Dalam hati ia meradang, mau nunggu rakyat kehabisan dahulu? Yuni ngeloyor pergi. Dia sengaja mencari minyak ke swalayan besar di kotanya. Tanpa perlu bertanya pada satpam, ia bergegas menuju rak kebutuhan pokok. Ia sudah menurunkan idealisme dan mau mendapatkan minyak goreng dengan merek apapapun.

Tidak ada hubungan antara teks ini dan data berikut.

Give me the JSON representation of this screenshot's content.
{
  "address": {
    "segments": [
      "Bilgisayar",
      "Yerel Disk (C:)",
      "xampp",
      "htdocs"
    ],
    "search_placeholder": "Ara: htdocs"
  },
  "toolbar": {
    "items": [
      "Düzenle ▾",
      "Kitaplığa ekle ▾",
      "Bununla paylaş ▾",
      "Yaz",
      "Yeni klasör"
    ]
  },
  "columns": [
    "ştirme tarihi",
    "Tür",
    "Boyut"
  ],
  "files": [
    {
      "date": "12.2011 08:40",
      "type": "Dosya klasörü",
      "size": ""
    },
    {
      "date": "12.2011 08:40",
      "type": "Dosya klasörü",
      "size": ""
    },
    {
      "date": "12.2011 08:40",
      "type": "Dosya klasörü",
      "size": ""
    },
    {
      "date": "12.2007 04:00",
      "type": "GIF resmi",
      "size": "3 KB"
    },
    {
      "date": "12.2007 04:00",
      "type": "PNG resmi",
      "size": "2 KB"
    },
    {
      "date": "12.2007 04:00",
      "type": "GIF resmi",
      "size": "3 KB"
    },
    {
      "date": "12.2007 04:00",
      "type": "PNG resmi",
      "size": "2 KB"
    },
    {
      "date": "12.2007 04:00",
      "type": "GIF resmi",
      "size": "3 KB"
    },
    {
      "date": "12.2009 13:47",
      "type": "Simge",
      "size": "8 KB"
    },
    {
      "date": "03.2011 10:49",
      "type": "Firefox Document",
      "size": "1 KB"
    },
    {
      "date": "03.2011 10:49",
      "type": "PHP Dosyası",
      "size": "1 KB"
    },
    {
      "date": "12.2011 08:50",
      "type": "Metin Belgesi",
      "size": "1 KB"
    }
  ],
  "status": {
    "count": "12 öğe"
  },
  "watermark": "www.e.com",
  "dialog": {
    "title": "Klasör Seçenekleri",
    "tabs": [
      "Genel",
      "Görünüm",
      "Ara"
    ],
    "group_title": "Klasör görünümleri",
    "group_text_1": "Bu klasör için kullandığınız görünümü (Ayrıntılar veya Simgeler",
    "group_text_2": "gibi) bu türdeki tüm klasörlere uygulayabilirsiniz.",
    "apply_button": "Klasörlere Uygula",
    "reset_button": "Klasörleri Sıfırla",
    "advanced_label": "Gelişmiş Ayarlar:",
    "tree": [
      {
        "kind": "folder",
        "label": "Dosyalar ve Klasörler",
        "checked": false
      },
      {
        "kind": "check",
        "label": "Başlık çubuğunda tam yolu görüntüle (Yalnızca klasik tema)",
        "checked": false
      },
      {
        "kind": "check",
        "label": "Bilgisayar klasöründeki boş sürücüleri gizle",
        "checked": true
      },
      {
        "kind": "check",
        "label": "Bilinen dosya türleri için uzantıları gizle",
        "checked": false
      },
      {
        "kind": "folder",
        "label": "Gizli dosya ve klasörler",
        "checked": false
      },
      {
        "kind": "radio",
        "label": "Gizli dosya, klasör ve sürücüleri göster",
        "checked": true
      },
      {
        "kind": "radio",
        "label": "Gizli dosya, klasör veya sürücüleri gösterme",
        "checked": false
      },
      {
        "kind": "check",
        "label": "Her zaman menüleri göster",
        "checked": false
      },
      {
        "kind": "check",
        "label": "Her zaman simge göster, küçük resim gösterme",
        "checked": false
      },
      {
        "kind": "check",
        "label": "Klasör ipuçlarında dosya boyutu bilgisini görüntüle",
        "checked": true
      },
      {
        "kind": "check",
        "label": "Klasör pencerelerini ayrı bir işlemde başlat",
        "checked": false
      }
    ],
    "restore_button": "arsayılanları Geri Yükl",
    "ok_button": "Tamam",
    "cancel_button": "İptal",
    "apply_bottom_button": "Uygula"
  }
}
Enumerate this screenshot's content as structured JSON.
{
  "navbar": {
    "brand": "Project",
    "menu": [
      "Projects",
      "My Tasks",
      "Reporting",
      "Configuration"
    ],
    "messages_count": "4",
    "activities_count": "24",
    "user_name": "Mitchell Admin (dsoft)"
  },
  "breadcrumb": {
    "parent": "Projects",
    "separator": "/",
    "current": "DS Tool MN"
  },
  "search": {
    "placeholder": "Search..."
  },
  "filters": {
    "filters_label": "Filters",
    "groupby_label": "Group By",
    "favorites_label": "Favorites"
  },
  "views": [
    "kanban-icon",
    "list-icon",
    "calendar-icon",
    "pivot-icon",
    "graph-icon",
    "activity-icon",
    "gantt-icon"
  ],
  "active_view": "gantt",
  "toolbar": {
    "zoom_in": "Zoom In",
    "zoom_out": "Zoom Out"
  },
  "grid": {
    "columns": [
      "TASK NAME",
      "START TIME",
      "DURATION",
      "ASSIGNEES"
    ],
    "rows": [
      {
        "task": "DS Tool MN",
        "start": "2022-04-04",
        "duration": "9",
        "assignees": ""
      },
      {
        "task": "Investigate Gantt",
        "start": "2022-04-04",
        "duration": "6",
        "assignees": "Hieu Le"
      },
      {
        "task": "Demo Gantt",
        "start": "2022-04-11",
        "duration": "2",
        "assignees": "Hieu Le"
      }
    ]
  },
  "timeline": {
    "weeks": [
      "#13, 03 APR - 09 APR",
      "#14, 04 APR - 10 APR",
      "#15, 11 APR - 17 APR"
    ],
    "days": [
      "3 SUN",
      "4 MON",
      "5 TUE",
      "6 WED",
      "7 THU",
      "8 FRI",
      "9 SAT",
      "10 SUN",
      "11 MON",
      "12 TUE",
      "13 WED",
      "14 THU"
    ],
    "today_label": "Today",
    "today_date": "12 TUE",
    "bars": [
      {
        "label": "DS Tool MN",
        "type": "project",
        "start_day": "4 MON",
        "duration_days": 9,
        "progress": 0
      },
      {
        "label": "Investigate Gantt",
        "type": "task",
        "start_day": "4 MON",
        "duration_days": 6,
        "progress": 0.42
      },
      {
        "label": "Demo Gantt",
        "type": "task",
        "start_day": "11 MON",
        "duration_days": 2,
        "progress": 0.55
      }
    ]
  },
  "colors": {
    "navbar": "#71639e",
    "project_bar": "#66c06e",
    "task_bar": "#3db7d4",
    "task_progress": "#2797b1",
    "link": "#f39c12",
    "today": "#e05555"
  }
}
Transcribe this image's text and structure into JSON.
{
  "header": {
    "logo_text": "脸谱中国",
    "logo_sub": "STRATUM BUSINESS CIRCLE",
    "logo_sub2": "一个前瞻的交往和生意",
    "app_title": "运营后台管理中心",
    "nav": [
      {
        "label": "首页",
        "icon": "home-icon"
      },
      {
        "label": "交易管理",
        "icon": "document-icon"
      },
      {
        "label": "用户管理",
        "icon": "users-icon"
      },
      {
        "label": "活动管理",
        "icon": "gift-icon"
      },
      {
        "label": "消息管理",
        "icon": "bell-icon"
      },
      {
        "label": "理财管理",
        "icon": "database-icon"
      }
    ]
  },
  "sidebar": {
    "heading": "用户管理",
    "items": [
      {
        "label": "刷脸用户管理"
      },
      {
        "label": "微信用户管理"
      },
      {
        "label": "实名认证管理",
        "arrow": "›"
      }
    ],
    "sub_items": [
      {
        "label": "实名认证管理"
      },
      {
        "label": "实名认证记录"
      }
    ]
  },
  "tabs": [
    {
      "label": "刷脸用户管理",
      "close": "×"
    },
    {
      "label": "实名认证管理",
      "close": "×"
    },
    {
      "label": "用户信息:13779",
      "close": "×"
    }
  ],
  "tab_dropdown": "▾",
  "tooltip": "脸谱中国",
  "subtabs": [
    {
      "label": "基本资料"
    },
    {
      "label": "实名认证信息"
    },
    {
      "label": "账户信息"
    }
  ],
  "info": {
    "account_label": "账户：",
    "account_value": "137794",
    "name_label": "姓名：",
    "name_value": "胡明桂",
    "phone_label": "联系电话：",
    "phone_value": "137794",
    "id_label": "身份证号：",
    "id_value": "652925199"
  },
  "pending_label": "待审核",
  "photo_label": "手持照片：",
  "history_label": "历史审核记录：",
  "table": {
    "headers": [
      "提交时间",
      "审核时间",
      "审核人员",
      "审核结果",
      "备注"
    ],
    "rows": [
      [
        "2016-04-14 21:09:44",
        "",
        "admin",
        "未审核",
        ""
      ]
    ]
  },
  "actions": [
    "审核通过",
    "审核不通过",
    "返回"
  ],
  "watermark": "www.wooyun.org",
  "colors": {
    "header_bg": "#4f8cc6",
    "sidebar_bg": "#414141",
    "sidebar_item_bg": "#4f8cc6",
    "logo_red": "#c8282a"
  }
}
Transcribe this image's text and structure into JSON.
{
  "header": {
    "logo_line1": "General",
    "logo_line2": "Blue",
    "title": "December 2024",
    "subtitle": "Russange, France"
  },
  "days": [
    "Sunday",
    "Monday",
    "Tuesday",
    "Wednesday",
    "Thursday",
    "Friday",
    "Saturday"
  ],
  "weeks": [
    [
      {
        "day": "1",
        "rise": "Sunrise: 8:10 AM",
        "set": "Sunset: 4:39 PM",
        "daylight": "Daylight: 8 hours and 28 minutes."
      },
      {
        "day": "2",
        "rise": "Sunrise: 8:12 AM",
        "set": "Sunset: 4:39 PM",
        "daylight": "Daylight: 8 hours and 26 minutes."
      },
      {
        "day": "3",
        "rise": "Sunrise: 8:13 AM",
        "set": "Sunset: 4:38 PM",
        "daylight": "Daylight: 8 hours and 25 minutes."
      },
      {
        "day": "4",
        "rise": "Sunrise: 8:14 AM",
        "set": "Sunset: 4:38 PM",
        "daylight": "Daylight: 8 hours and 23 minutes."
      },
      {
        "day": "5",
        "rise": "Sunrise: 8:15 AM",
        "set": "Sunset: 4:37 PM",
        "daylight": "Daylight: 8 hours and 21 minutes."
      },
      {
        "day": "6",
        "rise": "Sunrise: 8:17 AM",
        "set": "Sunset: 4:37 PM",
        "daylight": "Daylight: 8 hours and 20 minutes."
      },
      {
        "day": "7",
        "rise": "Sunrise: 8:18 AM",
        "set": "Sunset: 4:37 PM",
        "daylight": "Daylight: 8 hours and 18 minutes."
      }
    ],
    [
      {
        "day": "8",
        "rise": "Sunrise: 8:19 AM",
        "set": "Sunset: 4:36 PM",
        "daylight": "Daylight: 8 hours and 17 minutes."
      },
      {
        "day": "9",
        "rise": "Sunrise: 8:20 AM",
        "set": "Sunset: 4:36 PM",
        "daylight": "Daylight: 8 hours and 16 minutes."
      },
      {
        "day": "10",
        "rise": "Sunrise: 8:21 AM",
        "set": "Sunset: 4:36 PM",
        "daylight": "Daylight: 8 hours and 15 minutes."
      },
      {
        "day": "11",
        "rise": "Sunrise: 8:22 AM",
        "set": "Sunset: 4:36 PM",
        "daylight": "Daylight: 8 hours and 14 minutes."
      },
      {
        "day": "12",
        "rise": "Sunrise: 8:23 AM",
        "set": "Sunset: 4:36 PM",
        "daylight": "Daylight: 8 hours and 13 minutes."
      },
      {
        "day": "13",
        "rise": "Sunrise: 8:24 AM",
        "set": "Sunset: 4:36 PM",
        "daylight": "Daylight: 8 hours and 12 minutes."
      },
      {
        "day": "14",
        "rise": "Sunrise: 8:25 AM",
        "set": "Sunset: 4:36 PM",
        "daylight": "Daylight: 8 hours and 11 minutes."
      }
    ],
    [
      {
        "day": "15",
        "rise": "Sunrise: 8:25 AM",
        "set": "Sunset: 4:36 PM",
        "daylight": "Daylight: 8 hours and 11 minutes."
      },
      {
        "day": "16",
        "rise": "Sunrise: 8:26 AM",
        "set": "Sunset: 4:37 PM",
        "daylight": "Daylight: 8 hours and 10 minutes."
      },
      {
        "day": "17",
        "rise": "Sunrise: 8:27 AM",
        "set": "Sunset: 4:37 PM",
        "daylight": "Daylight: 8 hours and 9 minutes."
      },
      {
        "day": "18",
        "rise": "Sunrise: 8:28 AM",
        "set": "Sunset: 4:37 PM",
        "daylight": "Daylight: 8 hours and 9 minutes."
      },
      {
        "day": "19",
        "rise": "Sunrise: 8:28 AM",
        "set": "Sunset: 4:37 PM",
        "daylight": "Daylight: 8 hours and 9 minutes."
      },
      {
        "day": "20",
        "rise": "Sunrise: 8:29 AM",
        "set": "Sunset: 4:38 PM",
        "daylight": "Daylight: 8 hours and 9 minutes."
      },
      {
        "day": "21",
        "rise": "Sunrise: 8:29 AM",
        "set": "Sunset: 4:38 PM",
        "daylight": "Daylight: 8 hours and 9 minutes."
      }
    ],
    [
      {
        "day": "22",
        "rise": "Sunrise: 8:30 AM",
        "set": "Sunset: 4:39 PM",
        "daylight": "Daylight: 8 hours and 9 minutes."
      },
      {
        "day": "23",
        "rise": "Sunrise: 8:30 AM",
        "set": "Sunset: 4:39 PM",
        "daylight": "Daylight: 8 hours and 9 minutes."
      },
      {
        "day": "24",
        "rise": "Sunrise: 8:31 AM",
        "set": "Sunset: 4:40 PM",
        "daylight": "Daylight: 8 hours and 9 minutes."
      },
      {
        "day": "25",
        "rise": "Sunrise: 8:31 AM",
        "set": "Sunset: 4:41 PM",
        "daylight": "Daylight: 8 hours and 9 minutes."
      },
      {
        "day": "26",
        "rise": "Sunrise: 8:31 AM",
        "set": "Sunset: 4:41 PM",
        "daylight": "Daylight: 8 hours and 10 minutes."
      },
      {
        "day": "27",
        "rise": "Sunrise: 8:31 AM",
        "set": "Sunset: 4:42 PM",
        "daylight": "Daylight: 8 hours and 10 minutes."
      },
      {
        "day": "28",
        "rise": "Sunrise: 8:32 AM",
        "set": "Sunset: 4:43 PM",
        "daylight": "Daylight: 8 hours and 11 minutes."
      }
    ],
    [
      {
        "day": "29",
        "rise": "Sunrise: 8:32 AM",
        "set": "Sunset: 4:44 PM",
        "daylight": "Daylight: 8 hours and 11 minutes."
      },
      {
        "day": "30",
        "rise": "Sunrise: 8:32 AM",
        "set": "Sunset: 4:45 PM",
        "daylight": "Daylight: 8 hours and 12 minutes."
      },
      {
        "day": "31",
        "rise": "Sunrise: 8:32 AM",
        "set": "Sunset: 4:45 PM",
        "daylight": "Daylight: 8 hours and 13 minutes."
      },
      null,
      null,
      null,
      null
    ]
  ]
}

Banyak stok minyak goreng, namun hanya merek bersubsidi yang tersedia. Baiklah,apapun minyaknya, aku mau ambil, gumamnya. Penuh semangat ia mengambil dua pack sekaligus masing-masing dua liter. Tangannya berhenti terayun hendak memasukkan satu persatu minyak ke dalam keranjang belanjaan ketika ekor matanya menangkap minyak dengan warna lebih terang bermerek asing di telinganya. Lho, bukankah itu minyak yang di status WA temannya dipamerkan sebagai minyak yang lebih sehat karena bebas kolesterol dan deretan kebaikan lain? Minyak itu belakangan juga di bicarakan kakaknya di rumah. Ia sedang mencari minyak itu. Harganya lebih mahal katanya.
Harga mahal tak masalah buat Yuni, yang penting barang dan uang keduanya ada. Yuni makin bersemangat. Ia tak hanya akan mendapatkan stok minyak goreng. Lebih dari itu ia bahkan bisa mendapatkan minyak goreng yang sehat. Seandainya ia membelinya, kakaknya kembali bisa ikut menikmati gorengan masakannya atau bahkan bisa menggoreng sendiri.
Eh,tapi tunggu dulu, bisik hatinya. Yuni ingat, seringkali saat kesal ia hanya mengungkapkannya di depan suami. Minyak yang dipakai kakaknya seperti tak peduli takaran. Lebih dari separoh wajan dengan warna yang hitam. Untuk menggoreng lauk apa saja ia tak tahu. Selalu, setelah bercerita panjang lebar suami mengingatkan untuk banyak-banyak istighfar.
"Ikhlaskan saja," nasehat suaminya selalu.
Maka, Yuni urung mengambil minyak kelapa di depannya. Ia kembali ke tempat minyak bersubsidi dan mengambil 2 pack.
"Biarlah, aku memilih menyehatkan hati saja. Hati bersih tubuh juga akan sehat,” tekadnya. Biarkan saja kakaknya tetap pada kebiasaan mengurangi gorengan.Itu juga lebih sehat baginya.Yuni mengakhiri kecamuk hatinya.